Related. Voting rights and equity in company law are not necessarily completely equivalent. The voting right in the Company Law is the voting right of shareholders, also known as the shareholders' resolution right, which refers to the right of shareholders to make certain statements on the proposals of the shareholders' meeting based on their status.
Second, analysis
Voting right, that is, shareholders' voting right, refers to the right of shareholders to vote on company affairs according to the shares they hold in a limited liability company or a joint stock limited company. The size of shareholders' voting rights depends on the shares held by shareholders. Equity is a kind of property ownership, which means that shareholders own shares or shares of the company through legal means such as capital contribution or transfer, and therefore enjoy the transferable right to participate in the company's business decision-making and enjoy profit sharing. The content of equity is rich, mainly including the right of shareholder identity, participation in decision-making, choice, supervision and management, asset income and so on.

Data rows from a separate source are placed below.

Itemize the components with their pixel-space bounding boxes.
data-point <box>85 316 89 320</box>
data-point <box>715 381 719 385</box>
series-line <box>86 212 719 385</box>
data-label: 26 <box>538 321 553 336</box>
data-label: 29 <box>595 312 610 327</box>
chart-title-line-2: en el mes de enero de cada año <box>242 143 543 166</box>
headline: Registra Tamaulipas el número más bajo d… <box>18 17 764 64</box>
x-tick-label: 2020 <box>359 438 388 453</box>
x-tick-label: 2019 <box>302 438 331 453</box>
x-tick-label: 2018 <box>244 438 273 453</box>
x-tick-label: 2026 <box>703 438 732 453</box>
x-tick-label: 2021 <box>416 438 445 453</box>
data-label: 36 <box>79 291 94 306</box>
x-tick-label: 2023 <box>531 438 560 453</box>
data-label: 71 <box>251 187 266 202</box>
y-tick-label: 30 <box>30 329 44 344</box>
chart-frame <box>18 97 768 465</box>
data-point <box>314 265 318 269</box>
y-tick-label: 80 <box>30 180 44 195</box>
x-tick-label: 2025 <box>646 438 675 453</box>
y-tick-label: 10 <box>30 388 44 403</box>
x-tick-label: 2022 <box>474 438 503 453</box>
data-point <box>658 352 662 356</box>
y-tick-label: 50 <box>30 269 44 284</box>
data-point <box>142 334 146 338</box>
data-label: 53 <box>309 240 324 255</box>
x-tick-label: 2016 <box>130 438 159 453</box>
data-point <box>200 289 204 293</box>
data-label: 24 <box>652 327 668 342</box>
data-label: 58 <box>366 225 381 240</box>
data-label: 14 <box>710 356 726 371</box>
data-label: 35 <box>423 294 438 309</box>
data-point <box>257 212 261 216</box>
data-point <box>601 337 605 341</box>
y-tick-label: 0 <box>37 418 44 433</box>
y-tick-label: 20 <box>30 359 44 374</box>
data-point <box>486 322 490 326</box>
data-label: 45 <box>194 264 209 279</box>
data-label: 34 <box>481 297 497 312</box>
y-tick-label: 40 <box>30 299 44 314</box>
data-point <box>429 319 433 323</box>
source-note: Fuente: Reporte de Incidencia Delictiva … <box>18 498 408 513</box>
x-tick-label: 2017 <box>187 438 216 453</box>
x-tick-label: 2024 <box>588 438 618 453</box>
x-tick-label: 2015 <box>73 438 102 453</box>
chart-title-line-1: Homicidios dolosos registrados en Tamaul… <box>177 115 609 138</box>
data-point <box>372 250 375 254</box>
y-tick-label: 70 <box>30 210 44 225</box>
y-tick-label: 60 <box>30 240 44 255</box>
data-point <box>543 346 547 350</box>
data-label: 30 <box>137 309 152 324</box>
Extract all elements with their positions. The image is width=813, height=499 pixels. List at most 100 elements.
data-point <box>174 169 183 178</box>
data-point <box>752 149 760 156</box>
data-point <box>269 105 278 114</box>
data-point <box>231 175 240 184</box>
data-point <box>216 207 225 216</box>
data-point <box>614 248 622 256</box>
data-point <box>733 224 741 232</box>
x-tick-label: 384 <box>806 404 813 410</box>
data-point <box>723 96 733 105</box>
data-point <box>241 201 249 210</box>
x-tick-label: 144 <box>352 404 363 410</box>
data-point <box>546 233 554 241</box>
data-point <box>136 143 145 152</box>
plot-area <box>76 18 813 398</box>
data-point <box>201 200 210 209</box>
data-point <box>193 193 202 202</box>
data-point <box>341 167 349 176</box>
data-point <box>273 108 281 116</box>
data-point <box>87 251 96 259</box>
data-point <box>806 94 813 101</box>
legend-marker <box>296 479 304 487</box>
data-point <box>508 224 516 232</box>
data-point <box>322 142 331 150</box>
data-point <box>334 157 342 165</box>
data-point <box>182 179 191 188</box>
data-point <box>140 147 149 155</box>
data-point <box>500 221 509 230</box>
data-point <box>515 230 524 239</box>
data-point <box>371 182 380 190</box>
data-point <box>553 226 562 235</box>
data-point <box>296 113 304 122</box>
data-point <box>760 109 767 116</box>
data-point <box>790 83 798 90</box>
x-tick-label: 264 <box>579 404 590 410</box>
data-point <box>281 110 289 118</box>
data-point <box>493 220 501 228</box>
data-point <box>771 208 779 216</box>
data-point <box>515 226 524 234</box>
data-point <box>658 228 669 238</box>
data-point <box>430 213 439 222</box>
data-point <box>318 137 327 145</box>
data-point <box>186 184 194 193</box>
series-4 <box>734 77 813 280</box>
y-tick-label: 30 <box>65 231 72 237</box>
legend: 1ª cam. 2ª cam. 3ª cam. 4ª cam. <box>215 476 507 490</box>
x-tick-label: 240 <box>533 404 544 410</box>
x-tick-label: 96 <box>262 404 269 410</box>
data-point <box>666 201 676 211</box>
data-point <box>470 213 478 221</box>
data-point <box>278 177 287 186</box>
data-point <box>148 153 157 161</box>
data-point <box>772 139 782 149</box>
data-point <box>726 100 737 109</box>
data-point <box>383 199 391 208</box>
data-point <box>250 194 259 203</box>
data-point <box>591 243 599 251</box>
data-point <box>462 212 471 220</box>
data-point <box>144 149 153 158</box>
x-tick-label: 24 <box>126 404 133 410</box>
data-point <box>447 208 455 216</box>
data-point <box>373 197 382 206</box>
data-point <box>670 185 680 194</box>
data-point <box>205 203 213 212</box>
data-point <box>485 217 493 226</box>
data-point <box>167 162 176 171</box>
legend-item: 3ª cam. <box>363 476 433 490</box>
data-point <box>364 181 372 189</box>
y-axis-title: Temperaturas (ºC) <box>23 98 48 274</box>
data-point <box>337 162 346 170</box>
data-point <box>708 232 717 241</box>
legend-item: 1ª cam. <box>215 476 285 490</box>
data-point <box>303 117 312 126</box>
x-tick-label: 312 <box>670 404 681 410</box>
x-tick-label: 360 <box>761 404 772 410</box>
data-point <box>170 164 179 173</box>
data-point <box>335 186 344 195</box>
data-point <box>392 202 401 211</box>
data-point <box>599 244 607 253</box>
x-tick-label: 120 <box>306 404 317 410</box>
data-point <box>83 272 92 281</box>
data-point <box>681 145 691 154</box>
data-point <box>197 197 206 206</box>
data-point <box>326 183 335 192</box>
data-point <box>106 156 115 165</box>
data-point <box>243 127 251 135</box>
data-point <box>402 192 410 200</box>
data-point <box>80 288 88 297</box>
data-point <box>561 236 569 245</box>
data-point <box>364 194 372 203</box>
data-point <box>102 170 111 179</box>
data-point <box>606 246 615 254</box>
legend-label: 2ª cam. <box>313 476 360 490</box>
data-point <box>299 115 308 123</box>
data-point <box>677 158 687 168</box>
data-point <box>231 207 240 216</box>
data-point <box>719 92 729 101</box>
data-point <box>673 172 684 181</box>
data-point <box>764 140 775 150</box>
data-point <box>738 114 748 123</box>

Third, how to separate voting rights from equity?
Voting right in company law is not exactly the same as equity. The voting right in the company law is the voting right of shareholders, also known as the shareholders' resolution right, which refers to the right of shareholders to express their proposals at the shareholders' meeting based on their status. As a fixed right and beneficial right, shareholders' voting right is the main embodiment of shareholders' rights, and it is at the core of shareholders' rights, just like dividend claim. Equity refers to the rights and interests of stock holders corresponding to the proportion of shares they own, as well as the right to bear certain responsibilities.